Learning to Speak with Love: A Step-by-Step Guide

National Headquarters  |  April 4, 2018

Sticks and stones, move over: whether they come from a stern parent, an overbearing colleague, or a critical partner, words can hurt.  We may replay the moment they were said, how they were said, and how they made us feel. They may be the kind that stay with us for the rest of the day, or worse: the kind that haunt us for the rest of our lives.  Luckily, Buddhism offers a solution for this through what is known as “loving speech,” one of the Four All-Embracing Virtues within Buddhist doctrine.

Through the practice of loving speech, we may put psychologically healthier thoughts into action in our interactions with others. Loving speech may best be described as kind speech; one that acknowledges the feelings of another, imbuing respect for another’s being and, ultimately, fostering happier and more rewarding relationships. How can our words- or better yet, thoughts- help us walk a higher path and make us the bigger person?

Let’s be honest, though: enacting any kind of personal change is a struggle.  Many of us may even be convinced it’s too late to change. A father may have conducted himself with his children in certain ways since childhood; a boss may have a hardened reputation; or long-term partners and spouses may feel too worn down to approach things differently. Yet, if the relationship is important to you- and change is what you want- change is what you’ll need to do. Follow this step-by-step exercise to help you reflect and overcome your next verbal clash.

 

First, Revisit Your Trauma Chest

While it’s impossible to turn back time and undo or redo a particular verbal exchange, we can use past encounters to at least learn some important lessons.  Think of a time you experienced the polar opposite of loving speech: harsh, hurtful words. Let’s set context aside for the moment; what was said to you? What did you say in return? Grab a piece of paper and write it it down.
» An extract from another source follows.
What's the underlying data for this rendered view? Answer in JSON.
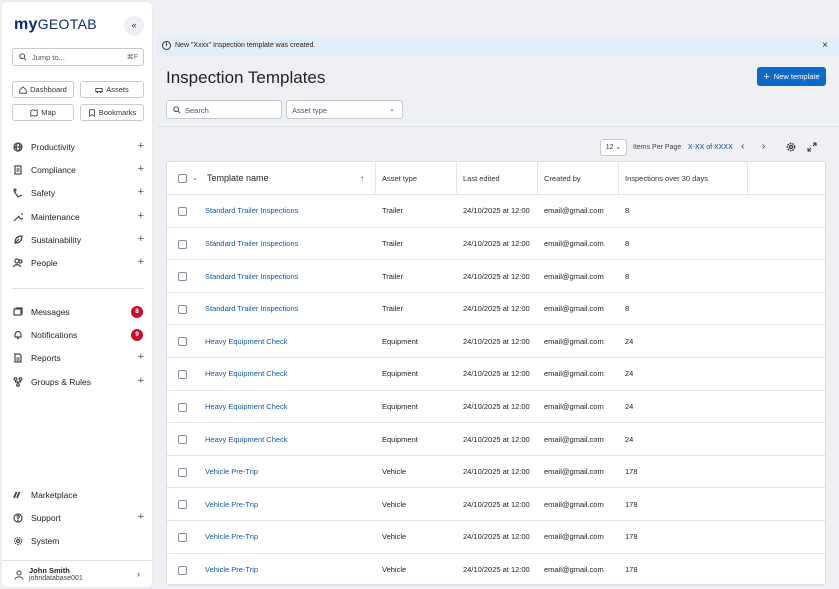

Now, the first phrase- what was said to you- may appear completely harmless out of context.  But, an “it’s okay” or even an “I’ll wash the dishes”could be verbal stones to us given the situation and tone with which they were delivered.  American author and poet Maya Angelou once so eloquently wrote, “words mean more than what is set down on paper. It takes the human voice to infuse them with shades of deeper meaning.”  Rather, this much is true: it may not be as much about what we say, but how we say it.

 

Next, Get Mindful

Having had some distance from the situation, observe how it makes you feel now.  What images spring to mind? Do you notice a change in your body, particularly in your face or chest? According to the American Psychological Association, if you’re experiencing tightness in your muscles, an uptick in your heart rate and breathing, it’s all a biological reaction to stress.  Even recalling a stressful situation is enough to cause us the same physiological distress we experienced at that time. But, alas, there are a few pathways to overcome it.

 

Then, Put Yourself in Another’s Shoes

It’s time to re-read what was said to you.  This may take some effort, but practice saying it aloud, as though your intention was to hurt or belittle.  Notice the quality of the energy that’s required to do so. You may feel such negative feelings as being flustered, angered, or even deeply stressed. No matter what it is, this much is true: they are all forms of pain.

This is perhaps our most powerful revelation: that when another hurts us with their words, they are already in pain themselves.  This is a powerful- yet challenging- moment of opportunity. We now have the choice, as the receiver of such an anguished message, to respond in kind orwith kindness to another person’s pain.

 

Finally, Realize You Are in Control

Re-read the response you wrote.  What words could you have said to comfort them? Take note of the power you now hold in this imagined situation.  Read your new response aloud with the objective to soothe. Imagine this: how could the outcome of the same situation have possibly changed had you responded with this love? If you answered positively to this question, you have learned an important lesson:

Once we can acknowledge our power, and not powerlessness, over the situation, we can actively choose to heal another, absolve ourselves of their misdirected pain, or, better yet, move the relationship forward.

 

Kindness is Never Wasted

Simple yet reflective exercises like the one above have the potential to remind us that our happiness and emotions are in our own hands, and are not at the mercy of others.  We may apply the power of “loving speech” even in the smallest of interactions so we may train ourselves for the more emotional taxing ones. If you hope to reap the rewards of more fruitful relationships, try it for yourself.  After all, there is no gift more valuable than kindness, especially when we all need it most.